4 min readDec 23, 2019

Hello everyone! We will share with you today the fourth series of our Machine Learning Course Project on Cancer Detection with Histopathological Data. This week, we will talk about which framework to use, and what kind of transformations we will apply to our data.

Data augmentation example (Source: algorithmia.com)

Why We Will Use PyTorch?

Pytorch is a library developed for Python, specializing in deep learning. PyTorch takes advantage of the power of Graphical Processing Units (GPUs) to make implementing a deep neural network faster than training a network on a CPU.

Compared to Tensorflow, PyTorch has many advantages in terms of deep learning. For example, using PyTorch with Python is very easy, because of its executes code at runtime. This is different from TensorFlow, in which we define the execution graph first, with the input and output shapes, activation functions, and order of each layer. In PyTorch, you define the graph as a class of type nn.module and feed the input data through it. The code runs as the class is called. Apart from this, we preferred PyTorch because it has many advantages such as easy debugging and high readability.

Data Augmentation

Data augmentation is a popular technique largely used to enhance the training of convolutional neural networks.

A convolutional neural network that can robustly classify objects even if its placed in different orientations is said to have the property called invariance. More specifically, a CNN can be invariant to translation, viewpoint, size or illumination (Or a combination of the above).
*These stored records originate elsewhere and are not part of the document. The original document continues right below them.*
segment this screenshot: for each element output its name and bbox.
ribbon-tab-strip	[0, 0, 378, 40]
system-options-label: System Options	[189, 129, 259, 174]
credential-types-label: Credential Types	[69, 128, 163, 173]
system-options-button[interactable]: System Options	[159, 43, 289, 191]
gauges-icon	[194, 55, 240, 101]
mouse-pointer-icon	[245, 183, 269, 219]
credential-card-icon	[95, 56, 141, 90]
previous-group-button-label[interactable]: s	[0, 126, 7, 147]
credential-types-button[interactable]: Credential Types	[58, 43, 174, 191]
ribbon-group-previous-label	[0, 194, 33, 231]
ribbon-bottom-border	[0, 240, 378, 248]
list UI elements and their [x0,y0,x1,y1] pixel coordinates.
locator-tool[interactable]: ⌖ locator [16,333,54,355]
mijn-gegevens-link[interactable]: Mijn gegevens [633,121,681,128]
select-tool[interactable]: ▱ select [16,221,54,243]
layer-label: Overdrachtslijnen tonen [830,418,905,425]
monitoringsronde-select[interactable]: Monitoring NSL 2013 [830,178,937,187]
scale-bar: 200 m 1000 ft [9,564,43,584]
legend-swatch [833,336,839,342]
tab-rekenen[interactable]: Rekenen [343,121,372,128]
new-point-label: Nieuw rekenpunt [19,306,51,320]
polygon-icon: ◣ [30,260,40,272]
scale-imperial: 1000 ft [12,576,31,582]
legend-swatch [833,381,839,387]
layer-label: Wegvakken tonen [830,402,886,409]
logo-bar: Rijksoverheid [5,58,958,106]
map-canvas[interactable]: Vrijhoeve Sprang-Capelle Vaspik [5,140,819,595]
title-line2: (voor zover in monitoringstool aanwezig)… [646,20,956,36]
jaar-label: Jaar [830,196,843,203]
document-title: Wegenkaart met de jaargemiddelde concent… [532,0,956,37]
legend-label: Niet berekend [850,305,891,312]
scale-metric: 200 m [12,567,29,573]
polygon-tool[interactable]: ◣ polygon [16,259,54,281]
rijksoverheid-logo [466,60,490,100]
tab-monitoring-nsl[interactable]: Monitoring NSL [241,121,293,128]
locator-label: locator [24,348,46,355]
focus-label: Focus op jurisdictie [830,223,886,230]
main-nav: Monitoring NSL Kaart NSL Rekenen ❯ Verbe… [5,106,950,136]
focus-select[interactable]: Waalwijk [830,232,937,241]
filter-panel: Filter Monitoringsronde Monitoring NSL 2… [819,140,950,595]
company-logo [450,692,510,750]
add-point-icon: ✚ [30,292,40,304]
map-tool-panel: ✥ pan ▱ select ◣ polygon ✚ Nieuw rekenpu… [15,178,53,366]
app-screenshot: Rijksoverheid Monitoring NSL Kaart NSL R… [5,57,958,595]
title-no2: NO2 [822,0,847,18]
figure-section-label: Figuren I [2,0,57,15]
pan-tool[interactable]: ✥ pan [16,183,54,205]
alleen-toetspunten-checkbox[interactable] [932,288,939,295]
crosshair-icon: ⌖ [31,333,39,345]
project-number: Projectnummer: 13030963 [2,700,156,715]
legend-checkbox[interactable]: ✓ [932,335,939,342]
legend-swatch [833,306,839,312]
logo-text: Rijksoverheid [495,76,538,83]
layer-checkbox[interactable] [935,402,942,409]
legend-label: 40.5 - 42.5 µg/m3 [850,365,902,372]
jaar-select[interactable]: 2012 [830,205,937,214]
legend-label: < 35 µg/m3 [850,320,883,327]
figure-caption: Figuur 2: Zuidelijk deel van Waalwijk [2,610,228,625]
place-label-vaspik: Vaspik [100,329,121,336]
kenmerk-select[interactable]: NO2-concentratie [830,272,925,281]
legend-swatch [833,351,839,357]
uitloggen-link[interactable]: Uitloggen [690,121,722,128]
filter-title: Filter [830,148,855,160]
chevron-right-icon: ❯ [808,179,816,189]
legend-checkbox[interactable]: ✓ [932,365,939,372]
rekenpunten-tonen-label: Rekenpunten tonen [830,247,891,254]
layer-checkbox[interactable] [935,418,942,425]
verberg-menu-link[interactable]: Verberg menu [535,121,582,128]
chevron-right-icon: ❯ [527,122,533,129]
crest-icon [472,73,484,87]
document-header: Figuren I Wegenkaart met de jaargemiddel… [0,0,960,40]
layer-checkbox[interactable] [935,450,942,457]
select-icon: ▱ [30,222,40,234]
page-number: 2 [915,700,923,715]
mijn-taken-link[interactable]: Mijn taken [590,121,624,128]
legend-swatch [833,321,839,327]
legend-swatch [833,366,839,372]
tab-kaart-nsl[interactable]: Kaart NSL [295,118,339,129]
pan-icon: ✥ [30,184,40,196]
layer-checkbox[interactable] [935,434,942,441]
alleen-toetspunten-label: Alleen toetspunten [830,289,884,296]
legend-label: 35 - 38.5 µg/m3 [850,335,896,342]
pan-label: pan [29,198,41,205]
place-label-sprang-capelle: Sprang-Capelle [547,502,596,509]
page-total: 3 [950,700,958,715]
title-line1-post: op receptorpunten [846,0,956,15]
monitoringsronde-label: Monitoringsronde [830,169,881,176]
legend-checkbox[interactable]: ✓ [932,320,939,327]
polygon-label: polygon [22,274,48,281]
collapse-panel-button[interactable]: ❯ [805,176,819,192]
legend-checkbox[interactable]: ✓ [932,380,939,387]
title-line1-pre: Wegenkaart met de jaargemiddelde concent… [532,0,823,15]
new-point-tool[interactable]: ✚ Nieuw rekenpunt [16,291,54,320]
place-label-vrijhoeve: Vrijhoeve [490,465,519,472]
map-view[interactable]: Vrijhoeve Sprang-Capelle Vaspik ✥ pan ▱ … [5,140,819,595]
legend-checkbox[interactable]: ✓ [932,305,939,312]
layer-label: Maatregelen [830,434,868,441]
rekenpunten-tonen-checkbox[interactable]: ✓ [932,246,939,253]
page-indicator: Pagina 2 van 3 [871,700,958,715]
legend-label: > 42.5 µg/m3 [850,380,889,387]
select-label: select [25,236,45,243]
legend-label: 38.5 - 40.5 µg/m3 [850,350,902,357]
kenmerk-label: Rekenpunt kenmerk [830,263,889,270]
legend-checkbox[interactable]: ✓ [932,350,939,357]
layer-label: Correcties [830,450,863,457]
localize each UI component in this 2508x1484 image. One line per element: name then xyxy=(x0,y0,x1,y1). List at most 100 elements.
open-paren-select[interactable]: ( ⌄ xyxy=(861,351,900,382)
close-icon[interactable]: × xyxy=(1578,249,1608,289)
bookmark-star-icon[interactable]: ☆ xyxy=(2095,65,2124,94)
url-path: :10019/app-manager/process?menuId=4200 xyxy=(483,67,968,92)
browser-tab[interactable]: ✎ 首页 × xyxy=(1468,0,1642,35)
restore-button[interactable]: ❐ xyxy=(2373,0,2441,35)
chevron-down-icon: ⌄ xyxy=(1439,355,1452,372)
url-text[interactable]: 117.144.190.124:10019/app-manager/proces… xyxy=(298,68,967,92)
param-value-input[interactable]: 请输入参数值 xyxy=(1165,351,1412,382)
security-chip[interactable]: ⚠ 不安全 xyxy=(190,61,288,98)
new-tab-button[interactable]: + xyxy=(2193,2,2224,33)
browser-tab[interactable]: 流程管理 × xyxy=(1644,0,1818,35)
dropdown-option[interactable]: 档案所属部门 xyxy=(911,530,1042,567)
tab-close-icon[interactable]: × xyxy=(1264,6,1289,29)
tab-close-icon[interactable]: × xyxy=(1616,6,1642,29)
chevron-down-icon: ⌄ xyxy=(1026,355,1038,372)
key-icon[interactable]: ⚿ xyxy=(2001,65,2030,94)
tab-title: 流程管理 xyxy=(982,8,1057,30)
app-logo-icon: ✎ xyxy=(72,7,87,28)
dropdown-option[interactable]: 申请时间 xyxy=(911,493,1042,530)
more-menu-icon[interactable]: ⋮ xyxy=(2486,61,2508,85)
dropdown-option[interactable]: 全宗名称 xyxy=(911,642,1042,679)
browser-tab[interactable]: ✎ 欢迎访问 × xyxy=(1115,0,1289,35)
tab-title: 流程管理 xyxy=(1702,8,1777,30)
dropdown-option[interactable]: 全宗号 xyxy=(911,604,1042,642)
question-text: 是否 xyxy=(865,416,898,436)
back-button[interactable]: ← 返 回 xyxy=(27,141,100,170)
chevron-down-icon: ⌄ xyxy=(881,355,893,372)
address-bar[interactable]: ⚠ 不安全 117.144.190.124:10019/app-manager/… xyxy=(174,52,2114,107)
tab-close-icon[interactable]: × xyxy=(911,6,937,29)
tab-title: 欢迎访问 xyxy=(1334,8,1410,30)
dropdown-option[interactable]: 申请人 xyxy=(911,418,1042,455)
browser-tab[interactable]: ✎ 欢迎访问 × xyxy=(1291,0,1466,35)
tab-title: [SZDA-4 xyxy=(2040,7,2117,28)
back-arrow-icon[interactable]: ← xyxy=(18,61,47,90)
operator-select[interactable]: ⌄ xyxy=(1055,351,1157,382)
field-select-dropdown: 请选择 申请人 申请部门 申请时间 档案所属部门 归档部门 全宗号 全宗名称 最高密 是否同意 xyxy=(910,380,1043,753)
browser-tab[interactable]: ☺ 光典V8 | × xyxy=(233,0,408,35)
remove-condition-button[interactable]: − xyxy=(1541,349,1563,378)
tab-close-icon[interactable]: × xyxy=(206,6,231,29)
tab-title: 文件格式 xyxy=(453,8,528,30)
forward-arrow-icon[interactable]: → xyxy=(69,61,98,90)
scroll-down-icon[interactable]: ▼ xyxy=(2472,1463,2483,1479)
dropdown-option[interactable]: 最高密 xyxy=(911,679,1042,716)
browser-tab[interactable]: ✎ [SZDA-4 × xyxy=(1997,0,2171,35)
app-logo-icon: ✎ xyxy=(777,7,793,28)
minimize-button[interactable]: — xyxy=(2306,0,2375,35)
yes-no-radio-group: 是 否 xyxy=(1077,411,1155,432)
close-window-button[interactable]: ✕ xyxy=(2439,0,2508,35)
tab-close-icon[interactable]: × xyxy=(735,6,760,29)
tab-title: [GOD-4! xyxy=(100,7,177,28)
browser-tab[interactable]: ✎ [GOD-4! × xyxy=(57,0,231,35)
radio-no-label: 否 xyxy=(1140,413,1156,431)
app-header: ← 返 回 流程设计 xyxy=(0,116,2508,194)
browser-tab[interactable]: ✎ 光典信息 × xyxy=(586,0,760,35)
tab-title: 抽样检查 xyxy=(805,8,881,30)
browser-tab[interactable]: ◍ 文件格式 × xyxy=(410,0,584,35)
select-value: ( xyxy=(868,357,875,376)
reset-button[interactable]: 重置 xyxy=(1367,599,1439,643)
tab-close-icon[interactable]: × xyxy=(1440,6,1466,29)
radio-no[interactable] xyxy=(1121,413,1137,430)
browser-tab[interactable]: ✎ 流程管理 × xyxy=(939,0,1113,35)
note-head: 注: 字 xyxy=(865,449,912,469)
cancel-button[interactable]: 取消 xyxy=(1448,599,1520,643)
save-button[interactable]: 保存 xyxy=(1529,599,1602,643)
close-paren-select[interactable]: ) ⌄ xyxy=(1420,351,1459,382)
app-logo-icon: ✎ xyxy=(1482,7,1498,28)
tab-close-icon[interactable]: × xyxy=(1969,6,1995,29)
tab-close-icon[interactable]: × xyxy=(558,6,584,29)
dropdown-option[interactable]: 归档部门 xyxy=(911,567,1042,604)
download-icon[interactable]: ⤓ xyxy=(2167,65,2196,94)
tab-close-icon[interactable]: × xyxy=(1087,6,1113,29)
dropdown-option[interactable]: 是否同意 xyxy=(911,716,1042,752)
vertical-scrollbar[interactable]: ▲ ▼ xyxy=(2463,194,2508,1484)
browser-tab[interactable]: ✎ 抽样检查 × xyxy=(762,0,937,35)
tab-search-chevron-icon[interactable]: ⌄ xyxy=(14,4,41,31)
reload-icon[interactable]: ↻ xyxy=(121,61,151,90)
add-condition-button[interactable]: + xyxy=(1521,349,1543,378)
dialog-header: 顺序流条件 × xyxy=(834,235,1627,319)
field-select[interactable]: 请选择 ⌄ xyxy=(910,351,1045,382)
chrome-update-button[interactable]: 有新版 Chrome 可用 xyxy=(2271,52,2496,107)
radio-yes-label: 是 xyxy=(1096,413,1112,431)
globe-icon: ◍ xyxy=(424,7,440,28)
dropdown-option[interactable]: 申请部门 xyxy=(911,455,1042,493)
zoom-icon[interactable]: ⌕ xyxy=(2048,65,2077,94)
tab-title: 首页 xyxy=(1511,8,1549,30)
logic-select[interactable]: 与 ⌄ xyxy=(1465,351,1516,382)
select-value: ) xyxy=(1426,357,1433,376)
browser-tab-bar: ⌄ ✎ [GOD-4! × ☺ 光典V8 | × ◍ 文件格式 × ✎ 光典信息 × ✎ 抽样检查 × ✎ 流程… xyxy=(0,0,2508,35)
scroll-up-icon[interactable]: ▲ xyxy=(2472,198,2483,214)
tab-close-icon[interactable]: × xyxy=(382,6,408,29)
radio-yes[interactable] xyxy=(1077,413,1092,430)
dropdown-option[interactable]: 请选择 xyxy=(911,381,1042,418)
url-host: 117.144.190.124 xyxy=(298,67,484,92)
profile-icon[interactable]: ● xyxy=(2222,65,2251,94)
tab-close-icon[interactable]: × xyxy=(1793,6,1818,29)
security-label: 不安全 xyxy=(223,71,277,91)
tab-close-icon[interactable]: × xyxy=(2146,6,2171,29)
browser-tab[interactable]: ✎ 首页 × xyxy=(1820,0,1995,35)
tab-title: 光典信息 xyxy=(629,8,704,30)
This essentially is the premise of data augmentation. In the real world scenario, we may have a dataset of images taken in a limited set of conditions. But, our target application may exist in a variety of conditions, such as different orientation, location, scale, brightness, etc. We account for these situations by training our neural network with additional synthetically modified data.

Augmentation Techniques

In this section, we present some basic but powerful augmentation techniques that are popularly used. Before we explore these techniques, for simplicity, let us make one assumption. The assumption is that we don’t need to consider what lies beyond the image’s boundary. We’ll use the below techniques such that our assumption is valid.

1. Flipping

We can flip the images horizontally and vertically. However, since vertical flip is the same thing as rotating the image 180 degrees and then horizontal flip, most frameworks do not give this option.

2. Rotating

What we need to pay attention to here is that we can maintain the size after rotating the image. Rotating your frame images 180 degrees will help you keep the size.

3. Scaling

The image can be scaled outward or inward. If we scale-out, the resulting image will be larger than the original image. We do not use inward scaling too much. Because it is difficult to predict the area beyond the boundaries of the original image.

4. Cropping

This method is commonly known as random cropping. We randomly extract a portion from the original image. We then resize this section to the original image size.